Digitisers enable capture and analysis of electronic signals

Additionally, they have scope-like signal conditioning circuitry that allows programming of parameters such as input gain, signal offset and coupling.

The ultra-fast digitisers also offer bandwidth up to 1.5GHz making them suitable for automated testing applications where wideband electronic signals from DC to the GHz range need to be acquired and analysed.

Typical applications include semiconductor and component testing, radar, wireless and digital communications, laser and optical systems, automotive, power, physics, surveillance, medical science, aerospace and defense.

Versatile triggering and acquisition modes for easy signal capture
The flexible front-end circuitry of the M4x.22xx series digitisers is complemented by a powerful trigger system, an on-board acquisition memory of 4 GSamples and a host of data acquisition and readout modes. The combination makes it simple for the cards to capture even the most complex signals as well work with other modules in a test system.

For example, the trigger source can be any of the digitisers input channels, either of the two external trigger inputs, any of the eight PXI trigger lines or the PXI star trigger. Trigger modes include positive or negative edge, both edges (window) and software. In addition, logic triggering can be implemented based on the state of the channel and the external trigger inputs.

Acquisition and readout modes include single-shot capture (for transient recording), FIFO (for streaming data directly over the bus), segmented memory (Multiple Recording), gated acquisition (Gated Sampling) or the combination of segmented acquisition of fast signals in parallel with slow continuous data recording (ABA mode). Trigger events can also be time stamped so that you know exactly when they occurred.

Harness the power of PXIe performance and modularity
All the M4x.22xx series digitisers are packaged in a dual width 3U module, which incorporates a four lane PCI-Express Generation 2 interface. The high-performance interface allows data transfer speeds in excess of 1.7GB/s making the cards suitable for use in today’s high-performance PXIe mainframe systems.
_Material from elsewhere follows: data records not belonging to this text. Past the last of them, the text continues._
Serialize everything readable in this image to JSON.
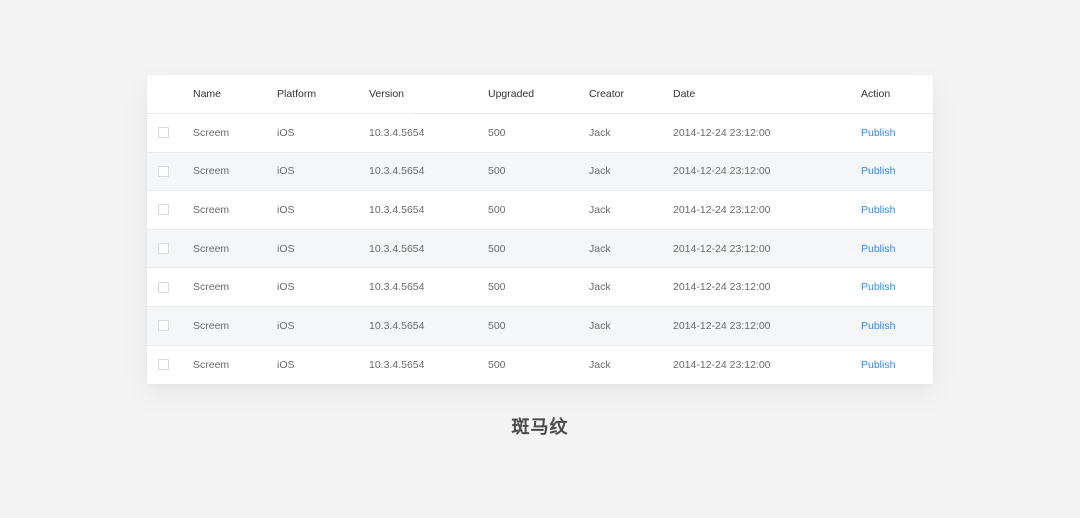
{
  "table": {
    "columns": [
      "Name",
      "Platform",
      "Version",
      "Upgraded",
      "Creator",
      "Date",
      "Action"
    ],
    "rows": [
      {
        "name": "Screem",
        "platform": "iOS",
        "version": "10.3.4.5654",
        "upgraded": "500",
        "creator": "Jack",
        "date": "2014-12-24 23:12:00",
        "action": "Publish"
      },
      {
        "name": "Screem",
        "platform": "iOS",
        "version": "10.3.4.5654",
        "upgraded": "500",
        "creator": "Jack",
        "date": "2014-12-24 23:12:00",
        "action": "Publish"
      },
      {
        "name": "Screem",
        "platform": "iOS",
        "version": "10.3.4.5654",
        "upgraded": "500",
        "creator": "Jack",
        "date": "2014-12-24 23:12:00",
        "action": "Publish"
      },
      {
        "name": "Screem",
        "platform": "iOS",
        "version": "10.3.4.5654",
        "upgraded": "500",
        "creator": "Jack",
        "date": "2014-12-24 23:12:00",
        "action": "Publish"
      },
      {
        "name": "Screem",
        "platform": "iOS",
        "version": "10.3.4.5654",
        "upgraded": "500",
        "creator": "Jack",
        "date": "2014-12-24 23:12:00",
        "action": "Publish"
      },
      {
        "name": "Screem",
        "platform": "iOS",
        "version": "10.3.4.5654",
        "upgraded": "500",
        "creator": "Jack",
        "date": "2014-12-24 23:12:00",
        "action": "Publish"
      },
      {
        "name": "Screem",
        "platform": "iOS",
        "version": "10.3.4.5654",
        "upgraded": "500",
        "creator": "Jack",
        "date": "2014-12-24 23:12:00",
        "action": "Publish"
      }
    ]
  },
  "caption": "斑马纹",
  "colors": {
    "background": "#f4f4f5",
    "zebra_row": "#f5f6f8",
    "link": "#2d8cf0"
  }
}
For rapid waveform display and analysis, acquired data can be transferred to an embedded or external processor. In addition, data can be shared with other modules like Arbitrary Waveform Generators (AWGs) to create more sophisticated capture-replay or stimulus-response, testing scenarios.

Precision and accuracy
To ensure measurement quality and repeatability, the M4x.22xx series digitisers are all optimised for dynamic performance. On-board calibration is standard and a high quality clocking system drives the 8-bit ADCs on each channel synchronously so that timing measurements are precise and inter-channel phase errors are minimised. Parameters provide effective bit measurement (ENOB) as high as 7.5-bits, Signal-to-Noise Ratio (SNR) up to 46.9dB and Spurious Free Dynamic Range (SFDR) of over 62dB.

The modules also incorporate FPGA-based firmware so that acquired data can be processed on-board prior to being transferred over the bus. Block averaging and block statistics packages are available for high trigger rate applications that require hardware based processing functions. Block averaging can be used to reduce signal noise and improve measurement resolution, while block statistics perform a peak detection process that yields a waveform’s maximum, minimum and average values.

To allow easy integration into any test system, the units are shipped with a host of software tools so users can create their own control programs with almost any popular programming language. This includes C++, Visual Basic, VB.NET, C#, J#, Delphi, Java and Python code. Third party software support is also provided for LabVIEW, LabWindows and MATLAB.

For users not wanting to write software, Spectrum also offers its powerful SBench6 Pro software. SBench6 lets you control all of the digitiser’s operating modes and hardware settings from one simple, easy-to-use, graphical user interface. The software has a host of built-in features for waveform display, data analysis (such as FFT, parameters and mathematics) and documentation. Waveforms can also be stored and exported to other devices and software programs using the most popular formats such as ASCII, binary and Wave.